Video analytic solutions often don't require high-resolution cameras. This is especially true when Deep Learning is involved.
Camera manufacturers across industries like to compete and market their products based on resolution. We see this is in mobile phones, DSLR/point-and-shoot cameras, and even in the surveillance camera industry. If HD was a gold standard once, we are way past that now to 4 and 8K.
But do you really need such high resolution? The answer obviously is "it depends." Larger resolution cameras can capture more detail, and that's a necessity in some scenarios. But one specific application that's still quite happy with low-resolution footage is video analytics.
Not all applications need high-quality video
According to Lee Shelford, Sales Engineering Manager at Genetec
, applications like people counting, object detection, intrusion, and cross-line detection need minimal resolution. And in cases of applications where deep learning is used, the system scales the footage resolution down before processing.
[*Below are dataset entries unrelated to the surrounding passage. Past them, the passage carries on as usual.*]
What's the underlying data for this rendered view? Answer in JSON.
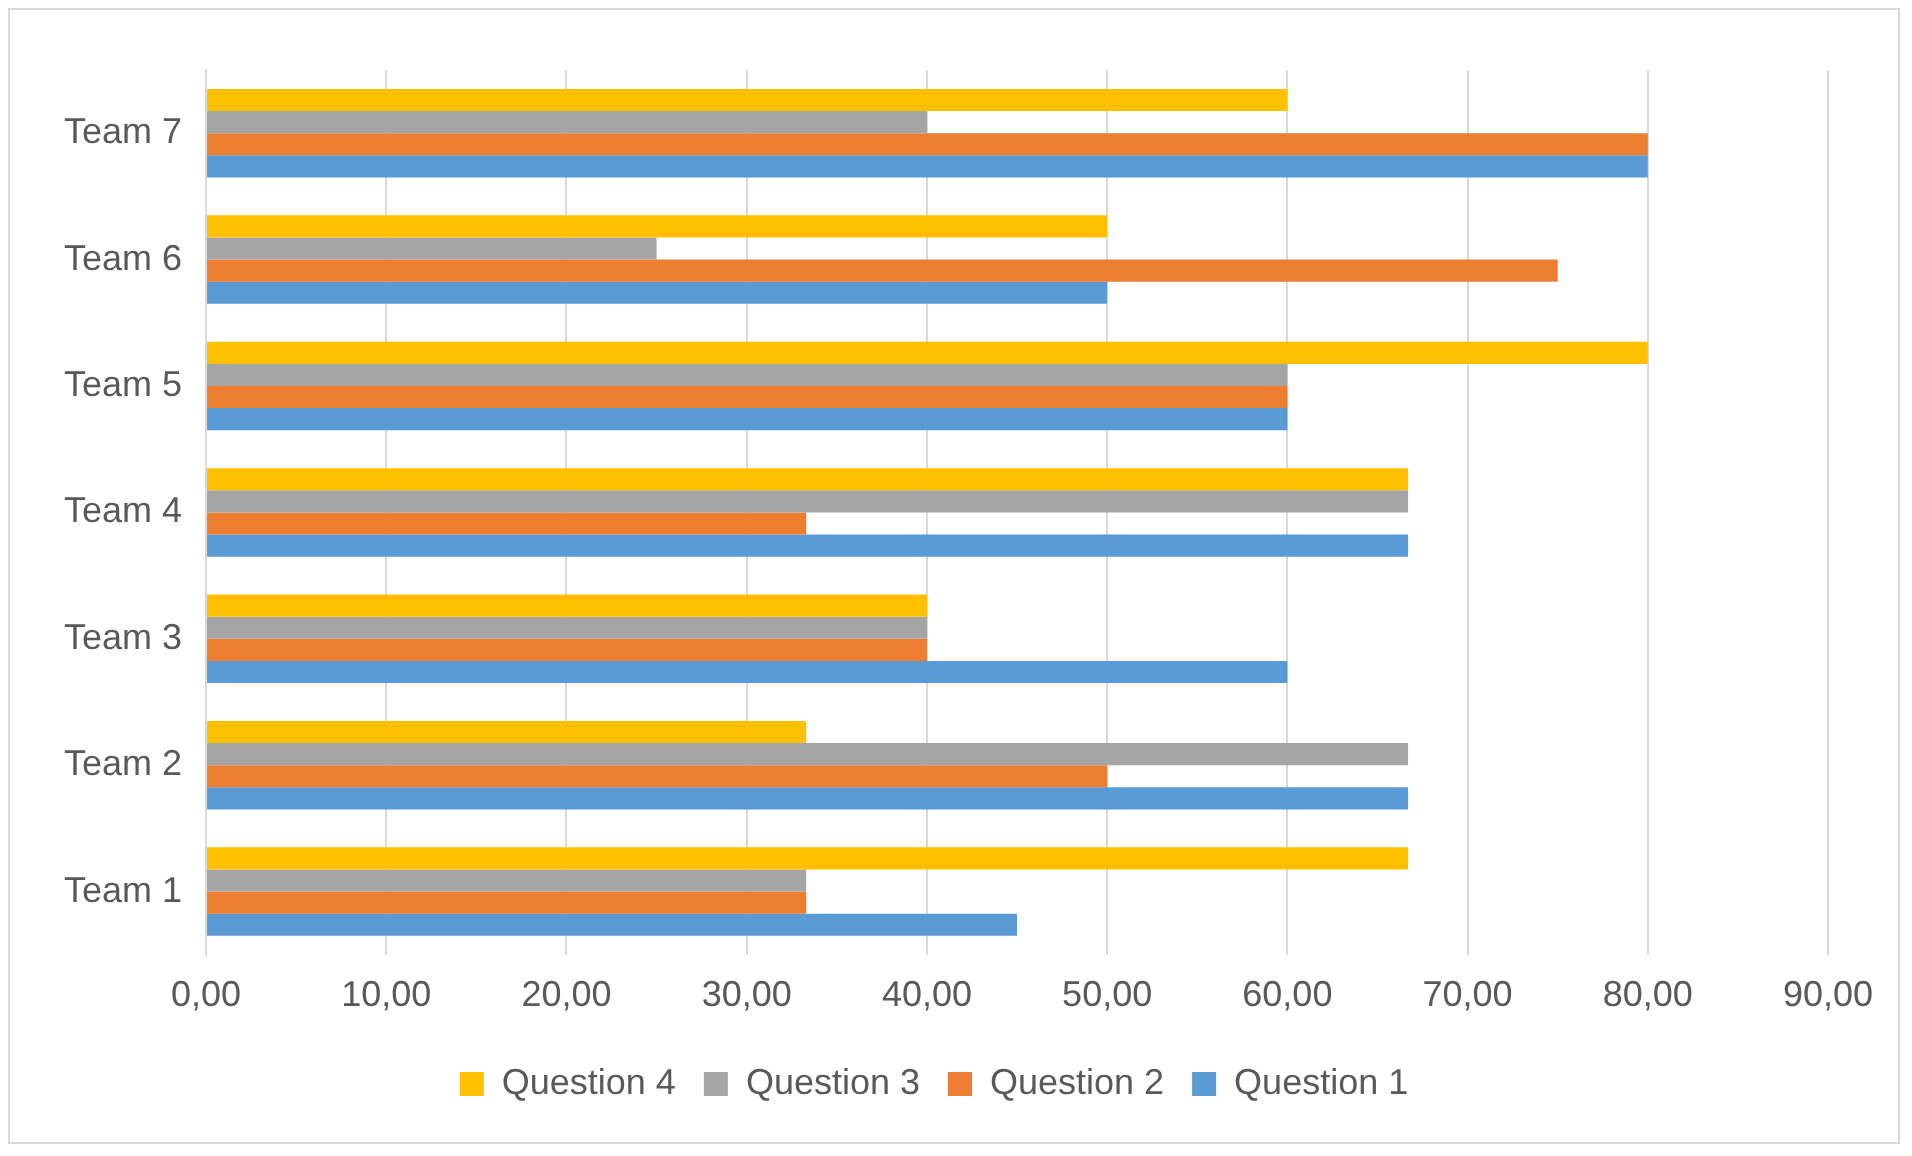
{
  "chart_data": {
    "type": "bar",
    "orientation": "horizontal",
    "categories": [
      "Team 7",
      "Team 6",
      "Team 5",
      "Team 4",
      "Team 3",
      "Team 2",
      "Team 1"
    ],
    "series": [
      {
        "name": "Question 4",
        "color": "#ffc000",
        "values": [
          60,
          50,
          80,
          66.7,
          40,
          33.3,
          66.7
        ]
      },
      {
        "name": "Question 3",
        "color": "#a5a5a5",
        "values": [
          40,
          25,
          60,
          66.7,
          40,
          66.7,
          33.3
        ]
      },
      {
        "name": "Question 2",
        "color": "#ed7d31",
        "values": [
          80,
          75,
          60,
          33.3,
          40,
          50,
          33.3
        ]
      },
      {
        "name": "Question 1",
        "color": "#5b9bd5",
        "values": [
          80,
          50,
          60,
          66.7,
          60,
          66.7,
          45
        ]
      }
    ],
    "xlim": [
      0,
      90
    ],
    "xticks": [
      {
        "value": 0,
        "label": "0,00"
      },
      {
        "value": 10,
        "label": "10,00"
      },
      {
        "value": 20,
        "label": "20,00"
      },
      {
        "value": 30,
        "label": "30,00"
      },
      {
        "value": 40,
        "label": "40,00"
      },
      {
        "value": 50,
        "label": "50,00"
      },
      {
        "value": 60,
        "label": "60,00"
      },
      {
        "value": 70,
        "label": "70,00"
      },
      {
        "value": 80,
        "label": "80,00"
      },
      {
        "value": 90,
        "label": "90,00"
      }
    ],
    "grid": "x",
    "legend": "bottom"
  }
}
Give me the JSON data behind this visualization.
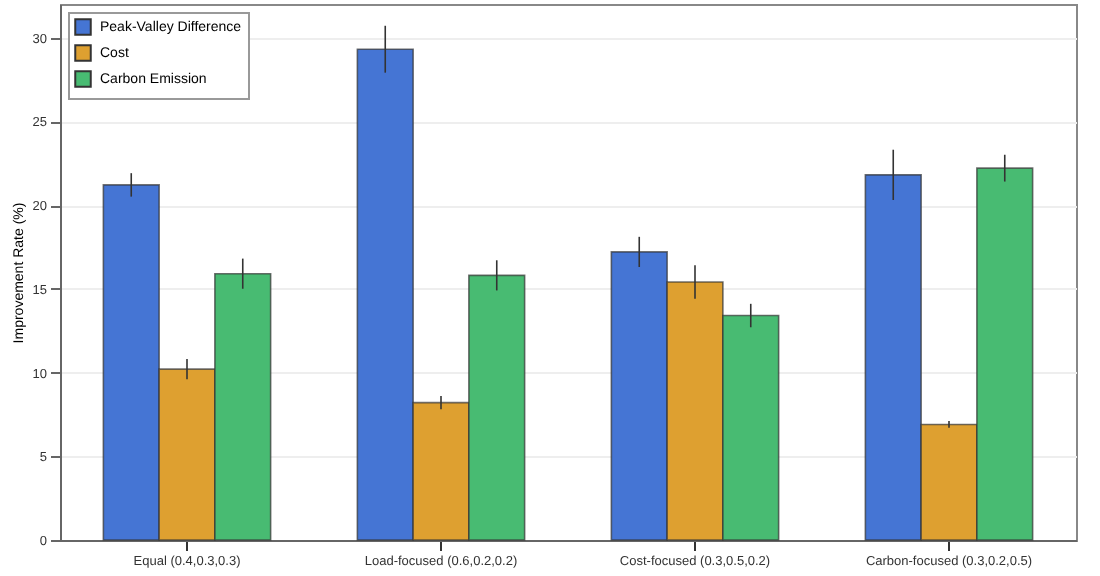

"Deep learning helps us gain better analytic results because of the data and accuracy that's fed to the computer," Shelford said. "But deep learning functions with a fixed resolution that the neural network is set with. This is often 512x512 pixels, although you may find less/more in some cases. So, even if we feed in footage that's higher than 720p, for example, the first thing that the system does is transcode the video down to 512x512 to meet the requirements of the neural network."
Also read: Top 5 video analytic features for traffic management
Abhishek Mishra, Data Scientist at Dragonfruit AI
, gave more background on the technical factors behind this. The resolution would depend on the model that you use. A popular object detection model, YOLO v4, can provide the option of training and inference in three different resolutions. But a standard resolution to select is 416x416.
"Even if you scale down a higher resolution footage to 416x416, the algorithm can process it well unless your task is very specific," Mishra explained. "You may need a higher resolution for applications like license plate recognition, but if the requirement is only for object detection and applications built upon object detection, like people counting, this standard resolution is adequate."
What it means to the customer
Processing higher resolution footage requires higher processing power, which increases the costs. The cost of high-resolution cameras is also high, increasing the overall cost of the project. If the purpose is basic video analytics, the customer can opt for a low-resolution camera. But if they wish to have a live feed for human monitoring, then high-resolution would also be needed.
"Let's not forget as well that most modern camera technology is capable of sending multiple streams," Shelford added. "We can send that high-resolution feed to the operators so that they can see what's going on in HD or 4K. We can record at a medium resolution and a slightly lower frame rate to save on storage, and then a third stream for video analytics at the required resolution, which may be VGA or 512x512, according to what the neural network is set to."
This is a boon for customers with legacy systems. They don't need to upgrade their hardware to take advantage of the power of video analytics.
"Unless there is a problem with the cameras, I would not advise them to upgrade the hardware," explained Amol Kulkarni, VP and Country Head of Dragonfruit AI. "They can use smart analytic platforms which will work with all kinds of cameras - even analog – and obtain meaningful results without incurring high costs."
Camera manufacturers would continue to increase footage quality. The appeal of a higher number of pixels and the details that come with it cannot be denied. But not all customers and not all scenarios require them
. Most basic video analytics require low resolution. Taking this into consideration while implementing analytics can help the customer reduce their expenses.